Courtesy Scholastic Books

They say the second chapter of a trilogy is its darkest. The stakes are heightened, the danger deepened, families torn apart and friends forced to make deadly and dire choices. For examples of this, look to The Empire Strikes Back, The Two Towers, The Dark Knight, Mass Effect 2 and now, Suzanne Collins’ Catching Fire. It builds on the momentum established in The Hunger Games and draws the reader into the dangerous, hauntingly familiar and all too possible nation of Panem.

Katniss Everdeen, victor of the last Hunger Games, should be able to retire to a peaceful life in her home district, where her winnings and fame can feed the coal miners and families she grew up supporting through illegal hunting. However, her actions during the Games have had unforeseen consequences. Katniss, the girl on fire, has sparked something in the hearts of her fans all over Panem, and the smoldering dissent they feel is fanning into the full-on inferno of revolution. President Snow’s wish is for Katniss to downplay this if she can, to play the Capitol’s games once again. And if she fails, it’s not just Katniss’ life that will suffer or even end – it’s the lives of everyone and everything she loves.

Catching Fire does two things that the middle chapters of a trilogy can and should always do: expand the world and deepen the characters.

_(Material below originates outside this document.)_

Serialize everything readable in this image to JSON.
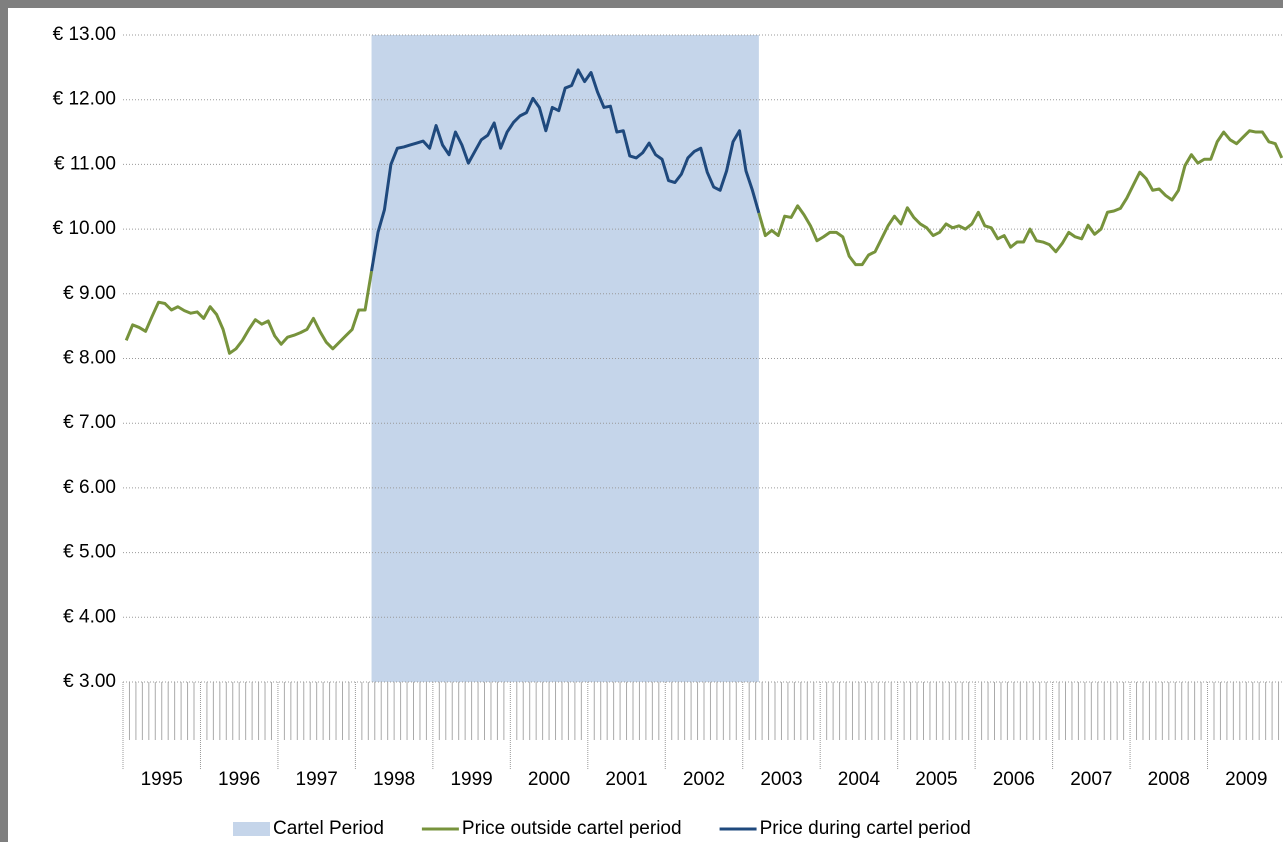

We see more of Panem as Katniss takes her Victory Tour around the country, and characters who were given sketches of interesting pasts are more fully realized, like Haymitch and Katniss’ mother. I hesitate to mention other characters for fear of spoiling the myriad twists and turns the plot takes almost from the very beginning.

Even moreso than The Hunger Games, this book seems nearly impossible to put down. It seems like every few pages, there’s another surprise awaiting Katniss, something that upsets her momentum or throws her into flickers of doubt and despair. Yet this never becomes repetitive or exhausting. The pace is so meticulous and the timing so precise that as much as the events are artificially created by Collins as the author and the rulers of Panem in the story, the flow is natural and always exciting. And just when you think things are going to get better…

Well, read the book, and find out.

Catching Fire does fall a bit into the trap of some trilogy middle chapters in that it occasionally feels like a stopgap between the opening that drew us in and a conclusion that promises to rock our world. However, for the most part, Collins’ sense of pacing and character overwhelm any feelings we may have that the plot is not advancing. The focus remains on the characters, not the events, and those characters are as brilliant as ever.

I recommend this book as highly as I did The Hunger Games. It’s made me eager to read Mockingjay to find out what happens next, and if heading into my local library as quickly as possible to make that discovery isn’t an endorsement, I don’t know what is.